She who dares, wins
and yet there are rivulets of fever in my tights
a sigh like crescendo, spiralling like sunset into the dusk.
Wooing like cavaliers on horseback into some horizon
while a warm rainstorm stills a beaconlit summer dream.
I wake you with the heady scent of violets
place a tiny bouquet under your nose.
I imagine you taste like psychotropic desert earth.
Rumi wandered the Egyptian sands once like in my just-dream.
But real cavaliers don’t come on horseback, they steal in
unannounced through the back door and carry you away.
There’s no use pretending taffeta is for ball gowns
but check it, fam, this one’s silk and I got it down the market.
Should you discover you were not invited to the ball after all
you must gatecrash it like there’s no tomorrow
for it’s true, there may be no tomorrow.
Aut insanit homo, aut versus facit.
The aching abyss of the underworld trembles without you knowing
still the sky lifts you into its arms tonight.
Make no sudden clasp of thunder, instead
be still like the moon on the dark side of winter.
Sunra was no god, just a wing-ed metamorphed animagus
who will one day call upon Isis to salt the earth again.
The oblivious sphinx is none the wiser, never has been, is not all-knowing.
Whoever thought summers this hot could turn coffee into wine?
Fuego y metales calientes de mil canciones.
My book half-plundered flew away into the dawn
for the river ran northward after last night’s crescendo
and the wooing cavalier lay spent like a trail-blazed star.
© N Nazir 2021
Shared for dVerse Open Link Night, hosted by Mish (I’m a bit late to the party).
* * *
Aut insanit homo, aut versus facit. – the fellow is either mad or he is composing verses (Latin).
Fuego y metales calientes de mil canciones – fire and hot metals of a thousand songs (Spanish – a lyric from an Ojos de Brujo song).
*I created this poem using a random list of instructions taken from an old NaPoWriMo prompt from 2020. I found it to be quite a freeing stream of writing experiment.

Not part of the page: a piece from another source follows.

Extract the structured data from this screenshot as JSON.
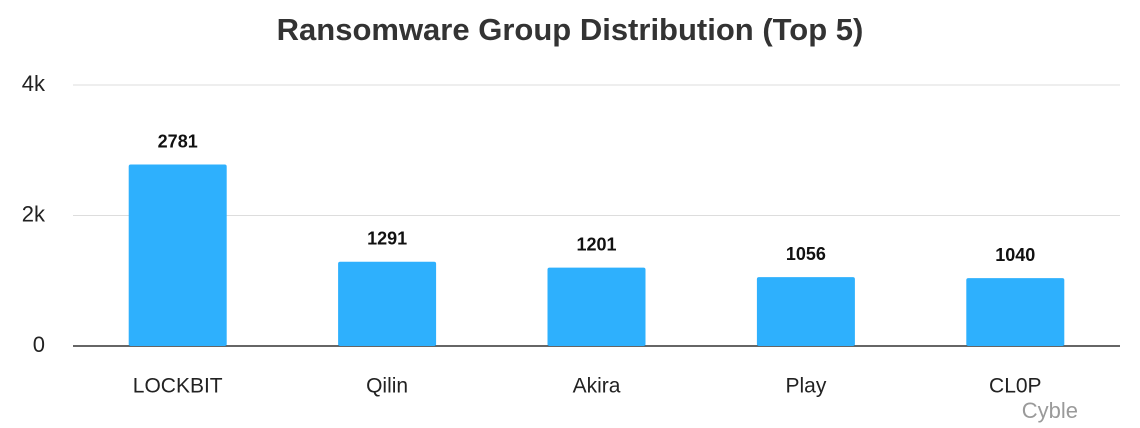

I highly recommend it; it’s quite unexpected what you manage to pluck from your subconscious given such a concise list. This was my second attempt (my first one was odd even for me).
I have included the list of instructions below in case you wanted to try it.
1) Begin the poem with a metaphor.
2) Say something specific but utterly preposterous.
3) Use at least one image for each of the five senses, either in succession or scattered randomly throughout the poem.
4) Use one example of synesthesia (mixing the senses).
5) Use the proper name of a person and the proper name of a place.
6) Contradict something you said earlier in the poem.
7) Change direction or digress from the last thing you said.
8) Use a word (slang?) you’ve never seen in a poem.
9) Use an example of false cause-effect logic.
10) Use a piece of talk you’ve actually heard (preferably in dialect and/or which you don’t understand).
11) Create a metaphor using the following construction: “The (adjective) (concrete noun) of (abstract noun) . . .”
12) Use an image in such a way as to reverse its usual associative qualities.
13) Make the persona or character in the poem do something he or she could not do in “real life.”
14) Refer to yourself by nickname and in the third person.
15) Write in the future tense, such that part of the poem seems to be a prediction.
16) Modify a noun with an unlikely adjective.
17) Make a declarative assertion that sounds convincing but that finally makes no sense.
18) Use a phrase from a language other than English.
19) Make a non-human object say or do something human (personification).
20) Close the poem with a vivid image that makes no statement, but that “echoes” an image from earlier in the poem.